Zcash Plummets 30% Following AI-Discovered Counterfeiting Flaw Revelation
The cryptocurrency's market cap declined nearly $3 billion in a single day after a severe security flaw was publicly revealed, even though developers had already implemented a fix.

On Thursday, ZEC's value plummeted following the public revelation of a severe counterfeiting flaw within Zcash's Orchard pool that could potentially enable malicious actors to create an infinite supply of ZEC tokens.
Based on an announcement shared via X, Taylor Hornby, a security engineer contracted by Shielded Labs, identified the vulnerability on May 29 and promptly reported it to the Zcash Open Development Lab (ZODL), which launched an immediate emergency response to address the flaw through a hard fork that went live on June 3.
Nevertheless, questions persist regarding how extensively the security flaw, which had been present since May 2022, may have been exploited, causing Zcash to plummet over 30% during the past 24 hours to reach $410 as of this writing. The cryptocurrency's market capitalization has contracted by over $3 billion.
Despite these concerns, Arthur Hayes, BitMEX co-founder, stated on Friday that illegal minting of ZEC through this vulnerability is improbable, although he conceded that "it cannot be formally cryptographically proved impossible."
Sadly, due to the Orchard Pool exploit, I had to dump our entire ZEC bag.
"The Holy Trinity is dead," Hayes remarked, alluding to Zcash along with two additional tokens he liquidated this week, Hyperliquid (HYPE) and Near Protocol (NEAR).

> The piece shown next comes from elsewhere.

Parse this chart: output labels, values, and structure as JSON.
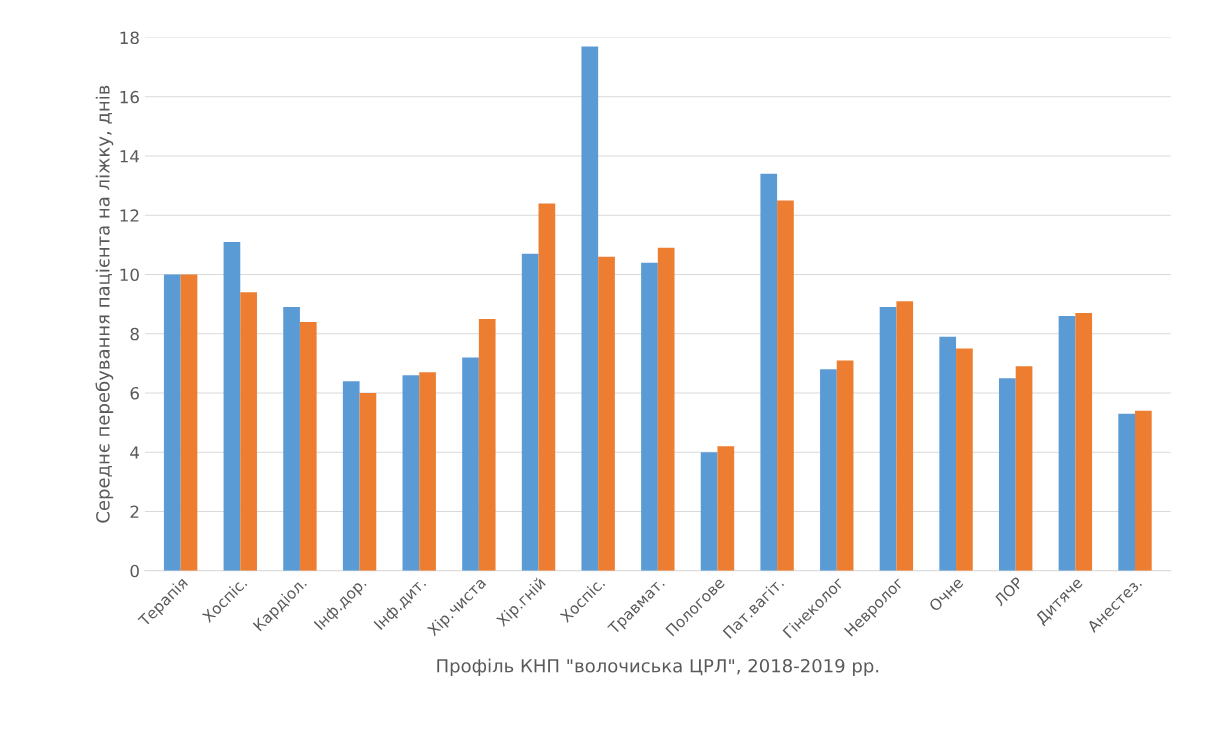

Claude assists in bug discovery
Taylor utilized Claude Opus 4.8, which launched on May 28, just one day prior to the vulnerability's discovery, to aid in a precisely targeted examination of the Orchard circuit, the cryptographic foundation supporting Zcash's Orchard shielded pool.
The severe vulnerability enabled fraudulent inputs into an elliptic curve multiplication verification, meaning the mathematical processes designed to cryptographically authenticate transactions could be deceived.
Taylor constructed and verified a functional exploit, which created unlimited fraudulent ZEC.
If he had run the same tool on Zcash mainnet it would have generated unlimited, undetectable counterfeit ZEC in his mainnet Zcash wallet.
Security researchers
The principal worry is that no cryptographic method exists to verify whether someone had exploited this vulnerability previously before the patch was deployed, owing to Orchard's privacy characteristics.
Nevertheless, Shielded Labs expressed being "not overly concerned" given that the vulnerability was sufficiently subtle to escape detection during years of professional scrutiny, and its discovery required a deliberate, exceptionally skilled initiative utilizing state-of-the-art tools and AI technology.
The company is collaborating with Zcash developers on a recommended network enhancement to enable anyone to confirm the authenticity of the ZEC supply and to demonstrate the absence of fraudulent tokens within the Orchard pool, according to their statement.
Not the first counterfeiting vulnerability for Zcash
Mert Mumtaz, co-founder and CEO of Solana tooling firm Helius, indicated that nearly every privacy protocol contains a variation of this identical vulnerability.
This same FUD comes back every five months as new people learn how privacy pools work.
Mert Mumtaz, CEO of Helius
He clarified that it represents a theoretical vulnerability in the majority of zero-knowledge privacy protocols stemming from circuit bugs that prove challenging to exploit or identify.
This marks not the first instance of such a vulnerability being found in Zcash. In 2018, a counterfeiting flaw in the cryptographic foundation of zk-proofs was identified by the Electric Coin Company, which successfully resolved it without any losses in 2019.